Looking again at the long-term decline in interest rates, the vast majority of investors today have never experienced a period of rising interest rates, until recently.  Is this possibly why there has been an almost universal expectation that rates will be coming down soon again?  We certainly don’t know the answer to this, but we’re quite sure that basing your expectations for future financial asset returns on an interest rate trend that may be over can be dangerous to your financial health.  The “hurdle rate” we use to value companies is cast in stone, and will never vary based on some wrong-headed forecast of interest rates.  We prefer to look at potential investment opportunities on their price-to-value relationships rather than hop on the latest trend.  Economist Herbert Stein said, “If something cannot go on forever, it will stop.”


Goodness, Mr. Market is not being the accommodating fellow Benjamin Graham wrote about.  The collective price of our widely held stocks* stands at a very high 90% of underlying value.  “Mr. Market does not always price stocks the way an appraiser or a private buyer would value a business.  Instead, when stocks are going up, he happily pays more than their objective value; and, when they are going down, he is desperate to dump them for less than their true worth.”  We’re patiently waiting for the “desperation” phase which will yield more numerous bargain stocks for us to buy.

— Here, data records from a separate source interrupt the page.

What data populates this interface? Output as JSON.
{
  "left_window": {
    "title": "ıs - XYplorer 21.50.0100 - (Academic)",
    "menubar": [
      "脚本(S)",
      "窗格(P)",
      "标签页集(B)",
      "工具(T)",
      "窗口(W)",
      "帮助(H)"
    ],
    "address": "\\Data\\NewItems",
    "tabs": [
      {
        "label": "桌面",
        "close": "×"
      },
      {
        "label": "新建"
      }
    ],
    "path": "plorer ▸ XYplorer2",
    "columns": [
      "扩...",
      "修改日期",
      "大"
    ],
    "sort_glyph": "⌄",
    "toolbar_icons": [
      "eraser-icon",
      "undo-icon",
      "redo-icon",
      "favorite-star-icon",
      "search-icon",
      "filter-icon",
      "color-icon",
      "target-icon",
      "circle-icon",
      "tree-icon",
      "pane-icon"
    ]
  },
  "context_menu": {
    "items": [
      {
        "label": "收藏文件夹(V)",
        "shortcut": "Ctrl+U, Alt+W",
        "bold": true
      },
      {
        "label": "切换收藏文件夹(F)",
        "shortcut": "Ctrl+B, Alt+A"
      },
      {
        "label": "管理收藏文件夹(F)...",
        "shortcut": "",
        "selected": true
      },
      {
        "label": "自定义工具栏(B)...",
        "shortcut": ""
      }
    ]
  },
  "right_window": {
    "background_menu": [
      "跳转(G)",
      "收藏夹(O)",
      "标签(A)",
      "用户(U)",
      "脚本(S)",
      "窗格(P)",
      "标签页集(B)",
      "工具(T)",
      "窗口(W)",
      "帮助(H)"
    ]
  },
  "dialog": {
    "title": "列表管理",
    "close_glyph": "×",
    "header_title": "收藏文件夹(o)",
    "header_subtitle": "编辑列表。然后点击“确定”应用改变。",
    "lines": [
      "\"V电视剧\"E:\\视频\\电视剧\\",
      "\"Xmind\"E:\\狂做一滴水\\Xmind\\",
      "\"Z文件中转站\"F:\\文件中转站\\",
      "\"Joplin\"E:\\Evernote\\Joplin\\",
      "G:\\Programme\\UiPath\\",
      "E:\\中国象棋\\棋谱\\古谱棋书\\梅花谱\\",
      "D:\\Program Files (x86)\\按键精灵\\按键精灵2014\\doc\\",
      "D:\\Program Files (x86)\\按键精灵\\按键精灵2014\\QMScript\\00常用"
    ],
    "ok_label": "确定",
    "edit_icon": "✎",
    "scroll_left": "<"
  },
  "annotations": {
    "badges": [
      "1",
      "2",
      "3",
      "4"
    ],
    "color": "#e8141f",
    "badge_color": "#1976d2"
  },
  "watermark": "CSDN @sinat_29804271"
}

The month of January was decidedly a mixed bag in terms of returns, with most of the indexes declining in price.  Only the large cap indexes produced positive returns.  As we have discussed previously, the markets have become increasingly “narrow,” which means fewer and fewer stocks are driving the capitalization-weighted indexes higher.  While it’s only January, it’s been reported that only TWO mega-cap stocks were responsible for 60% of the return of the S&P 500’s gain of 1.6%. All the indexes representing smaller companies declined 2-4% in January. Over the last twelve months, indexes show similar results, with the large cap indexes advancing 12-30%, while the smaller cap indexes were flat to negative.  Our group* of portfolio stocks have produced positive results over the longer timeframes.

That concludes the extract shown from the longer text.